2. Characteristics of top-tier capital operations
* The Trump family: According to market analysis, they control 23% of the computational power in the U.S. (approximately 150,000 Bitcoin-related equities), using Bitcoin as an important political and economic bargaining chip.
* Wall Street giants: JPMorgan has not only launched JPM Coin but has also mandated that employees learn about crypto, demonstrating the absolute desire of traditional financial behemoths to control this field.
Three, Price driving factors: Historical patterns and halving effects
The logic supporting future price increases mainly stems from fundamental changes in supply and demand relationships:
* Historical cyclicality: Looking back at history, every time exchange balances fall below 3 million coins, the average increase of Bitcoin within the following 1-1.5 years can typically reach 480% - 600%. The current balance of 2.76 million coins suggests we may be in the early or mid-stage of this super cycle.
* The explosion in the year following the halving: Bitcoin often performs strongly in the year following a halving event.

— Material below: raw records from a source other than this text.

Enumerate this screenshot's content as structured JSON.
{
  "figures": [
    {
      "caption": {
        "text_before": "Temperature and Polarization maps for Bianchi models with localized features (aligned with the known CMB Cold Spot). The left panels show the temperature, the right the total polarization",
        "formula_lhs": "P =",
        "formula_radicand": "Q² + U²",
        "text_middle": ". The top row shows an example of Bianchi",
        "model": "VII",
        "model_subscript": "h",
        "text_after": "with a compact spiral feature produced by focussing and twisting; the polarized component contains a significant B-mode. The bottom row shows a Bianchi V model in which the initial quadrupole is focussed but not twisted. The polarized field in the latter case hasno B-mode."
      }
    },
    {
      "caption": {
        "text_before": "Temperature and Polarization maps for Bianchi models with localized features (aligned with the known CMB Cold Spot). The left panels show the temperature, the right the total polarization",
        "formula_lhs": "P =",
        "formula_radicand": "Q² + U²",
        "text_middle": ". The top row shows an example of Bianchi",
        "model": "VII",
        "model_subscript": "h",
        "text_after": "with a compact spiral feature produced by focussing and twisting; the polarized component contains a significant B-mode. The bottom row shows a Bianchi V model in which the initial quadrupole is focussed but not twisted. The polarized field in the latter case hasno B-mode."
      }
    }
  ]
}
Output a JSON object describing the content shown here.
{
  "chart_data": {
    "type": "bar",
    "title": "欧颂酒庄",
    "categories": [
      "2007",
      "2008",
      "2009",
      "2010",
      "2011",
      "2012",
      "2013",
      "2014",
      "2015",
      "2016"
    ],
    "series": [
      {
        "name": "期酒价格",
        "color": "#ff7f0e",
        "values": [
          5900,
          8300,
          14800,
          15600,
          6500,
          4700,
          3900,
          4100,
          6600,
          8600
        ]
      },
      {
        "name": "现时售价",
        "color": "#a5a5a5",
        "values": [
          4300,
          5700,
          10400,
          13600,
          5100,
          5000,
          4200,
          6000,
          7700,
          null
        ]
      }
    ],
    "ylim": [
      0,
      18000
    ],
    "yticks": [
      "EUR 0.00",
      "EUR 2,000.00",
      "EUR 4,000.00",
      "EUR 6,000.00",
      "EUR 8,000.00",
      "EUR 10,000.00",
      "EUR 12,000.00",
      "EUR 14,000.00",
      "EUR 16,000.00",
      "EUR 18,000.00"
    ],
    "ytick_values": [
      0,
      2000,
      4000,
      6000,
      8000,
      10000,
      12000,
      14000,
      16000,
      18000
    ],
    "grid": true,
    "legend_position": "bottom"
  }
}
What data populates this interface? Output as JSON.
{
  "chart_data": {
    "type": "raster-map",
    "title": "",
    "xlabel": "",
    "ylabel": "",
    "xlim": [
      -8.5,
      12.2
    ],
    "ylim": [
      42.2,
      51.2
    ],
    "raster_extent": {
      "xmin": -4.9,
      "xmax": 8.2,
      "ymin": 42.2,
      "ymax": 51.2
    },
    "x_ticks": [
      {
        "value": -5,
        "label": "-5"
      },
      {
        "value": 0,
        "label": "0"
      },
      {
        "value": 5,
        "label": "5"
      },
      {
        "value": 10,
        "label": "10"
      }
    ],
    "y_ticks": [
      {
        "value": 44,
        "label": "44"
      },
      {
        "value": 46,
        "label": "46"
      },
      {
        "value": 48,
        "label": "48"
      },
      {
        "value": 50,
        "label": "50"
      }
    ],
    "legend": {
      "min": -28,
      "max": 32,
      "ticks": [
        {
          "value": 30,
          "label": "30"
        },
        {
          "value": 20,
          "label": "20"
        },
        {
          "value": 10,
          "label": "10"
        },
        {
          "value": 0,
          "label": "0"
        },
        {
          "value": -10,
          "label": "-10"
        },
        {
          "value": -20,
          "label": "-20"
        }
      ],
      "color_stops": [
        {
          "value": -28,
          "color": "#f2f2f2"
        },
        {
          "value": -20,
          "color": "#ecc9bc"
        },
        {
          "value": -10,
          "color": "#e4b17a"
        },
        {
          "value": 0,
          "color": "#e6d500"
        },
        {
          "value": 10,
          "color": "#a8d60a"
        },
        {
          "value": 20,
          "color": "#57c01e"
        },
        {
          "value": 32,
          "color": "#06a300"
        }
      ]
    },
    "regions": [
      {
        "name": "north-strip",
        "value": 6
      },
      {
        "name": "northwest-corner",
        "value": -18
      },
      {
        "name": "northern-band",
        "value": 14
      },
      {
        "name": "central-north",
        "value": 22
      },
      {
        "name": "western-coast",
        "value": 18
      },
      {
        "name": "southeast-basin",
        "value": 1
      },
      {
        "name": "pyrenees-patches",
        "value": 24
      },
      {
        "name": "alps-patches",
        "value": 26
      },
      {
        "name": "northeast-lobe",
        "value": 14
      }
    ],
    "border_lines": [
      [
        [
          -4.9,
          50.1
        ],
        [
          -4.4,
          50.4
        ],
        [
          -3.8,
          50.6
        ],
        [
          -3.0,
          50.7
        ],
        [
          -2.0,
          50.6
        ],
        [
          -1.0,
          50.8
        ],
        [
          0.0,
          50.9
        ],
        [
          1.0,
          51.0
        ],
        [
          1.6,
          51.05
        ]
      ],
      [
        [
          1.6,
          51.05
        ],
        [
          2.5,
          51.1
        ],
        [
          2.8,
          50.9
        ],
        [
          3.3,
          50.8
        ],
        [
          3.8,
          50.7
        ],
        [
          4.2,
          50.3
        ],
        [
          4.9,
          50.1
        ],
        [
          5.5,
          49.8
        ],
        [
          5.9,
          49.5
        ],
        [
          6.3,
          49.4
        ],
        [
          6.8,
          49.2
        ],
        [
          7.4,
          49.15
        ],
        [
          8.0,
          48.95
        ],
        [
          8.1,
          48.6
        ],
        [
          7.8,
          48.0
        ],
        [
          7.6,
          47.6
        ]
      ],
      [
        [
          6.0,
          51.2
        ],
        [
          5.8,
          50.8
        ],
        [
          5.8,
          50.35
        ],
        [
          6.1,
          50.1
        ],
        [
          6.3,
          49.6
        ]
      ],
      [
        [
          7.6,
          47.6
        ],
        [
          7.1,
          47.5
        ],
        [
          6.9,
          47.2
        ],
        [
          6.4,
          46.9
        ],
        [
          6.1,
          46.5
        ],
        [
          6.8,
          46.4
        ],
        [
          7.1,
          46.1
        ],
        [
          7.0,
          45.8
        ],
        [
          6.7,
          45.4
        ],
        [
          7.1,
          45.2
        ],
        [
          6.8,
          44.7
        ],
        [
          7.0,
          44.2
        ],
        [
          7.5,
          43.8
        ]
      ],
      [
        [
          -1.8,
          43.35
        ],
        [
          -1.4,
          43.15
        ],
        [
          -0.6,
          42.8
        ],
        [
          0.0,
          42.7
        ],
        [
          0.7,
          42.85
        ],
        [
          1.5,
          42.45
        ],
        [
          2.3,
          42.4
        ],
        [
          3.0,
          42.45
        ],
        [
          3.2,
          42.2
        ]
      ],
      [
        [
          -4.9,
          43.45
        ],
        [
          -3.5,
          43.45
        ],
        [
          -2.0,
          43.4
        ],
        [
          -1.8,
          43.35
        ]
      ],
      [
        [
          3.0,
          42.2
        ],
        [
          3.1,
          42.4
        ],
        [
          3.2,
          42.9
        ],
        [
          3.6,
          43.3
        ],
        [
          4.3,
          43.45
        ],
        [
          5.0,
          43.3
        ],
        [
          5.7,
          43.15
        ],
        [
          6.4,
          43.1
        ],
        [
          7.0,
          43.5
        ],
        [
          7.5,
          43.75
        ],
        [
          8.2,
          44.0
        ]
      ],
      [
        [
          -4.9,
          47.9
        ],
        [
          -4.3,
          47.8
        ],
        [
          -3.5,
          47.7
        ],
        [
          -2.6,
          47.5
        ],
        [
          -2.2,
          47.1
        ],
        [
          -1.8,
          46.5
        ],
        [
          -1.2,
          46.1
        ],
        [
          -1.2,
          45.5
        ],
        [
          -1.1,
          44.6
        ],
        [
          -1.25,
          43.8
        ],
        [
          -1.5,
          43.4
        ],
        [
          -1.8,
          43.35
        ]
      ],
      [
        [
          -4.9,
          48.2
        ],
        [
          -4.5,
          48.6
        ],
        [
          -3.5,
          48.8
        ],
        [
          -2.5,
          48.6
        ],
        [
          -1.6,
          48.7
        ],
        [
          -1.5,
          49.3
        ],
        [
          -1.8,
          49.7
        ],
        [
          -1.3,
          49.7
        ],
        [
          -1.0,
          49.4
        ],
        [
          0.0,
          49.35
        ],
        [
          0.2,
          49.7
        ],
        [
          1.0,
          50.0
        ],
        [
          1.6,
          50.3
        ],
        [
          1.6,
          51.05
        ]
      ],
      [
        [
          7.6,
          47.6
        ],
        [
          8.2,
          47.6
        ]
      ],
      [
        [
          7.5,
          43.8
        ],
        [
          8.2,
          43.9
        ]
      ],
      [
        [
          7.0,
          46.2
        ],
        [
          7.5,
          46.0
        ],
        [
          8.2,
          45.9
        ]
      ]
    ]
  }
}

Historical data shows that the price increase in December of the year after halving is significant (e.g., 48% increase in 2020, 31% increase in 2024).
* Seasonal market trends (Christmas effect): Statistical data shows that the probability of Bitcoin rising in December reaches as high as 83%, and in December of the year following the halving, the average increase even reaches 39%.
️ Four, Risk warnings and operational suggestions
Although the long-term trend is positive, the risk of short-term volatility should not be overlooked.
* Short-term correction risks: Currently, prices hover around $90,000, just a step away from the psychological barrier of $100,000. If market sentiment becomes too heated, it could trigger a leveraged sell-off similar to 2021, leading to a sharp decline.
* Geopolitical and computational power competition: The U.S. currently controls 42% of global computational power, with Bitcoin becoming a 'digital sovereignty tool' in geopolitics, which brings uncertainty in policy games.
* Policy arbitrage risks: Federal subsidies have reduced the holding costs for state governments by 42%, a competitive edge that ordinary investors find hard to reach.
Operational suggestions:
1. Pay attention to ETF inflow signals: Closely monitor the net inflow of Bitcoin ETFs on a single day, as a signal of crossing $500 million typically indicates the start of a new round of upward momentum.
2. Defensive layout: Caution should be maintained when positioning before the holiday, with strict stop-loss levels suggested to avoid being 'washed out' due to reverse volatility caused by short-term liquidity exhaustion.
The current Bitcoin market exhibits typical characteristics of 'institutionalization + sovereignization'. Under the dual effects of supply-demand imbalance (reduced circulation) and policy intervention (state reserves), Bitcoin's 'digital gold' property is being reinforced.
Although short-term volatility is the norm in the crypto market, as more and more long-term holdings are locked in, every dip may become a 'buying opportunity' for scarce assets.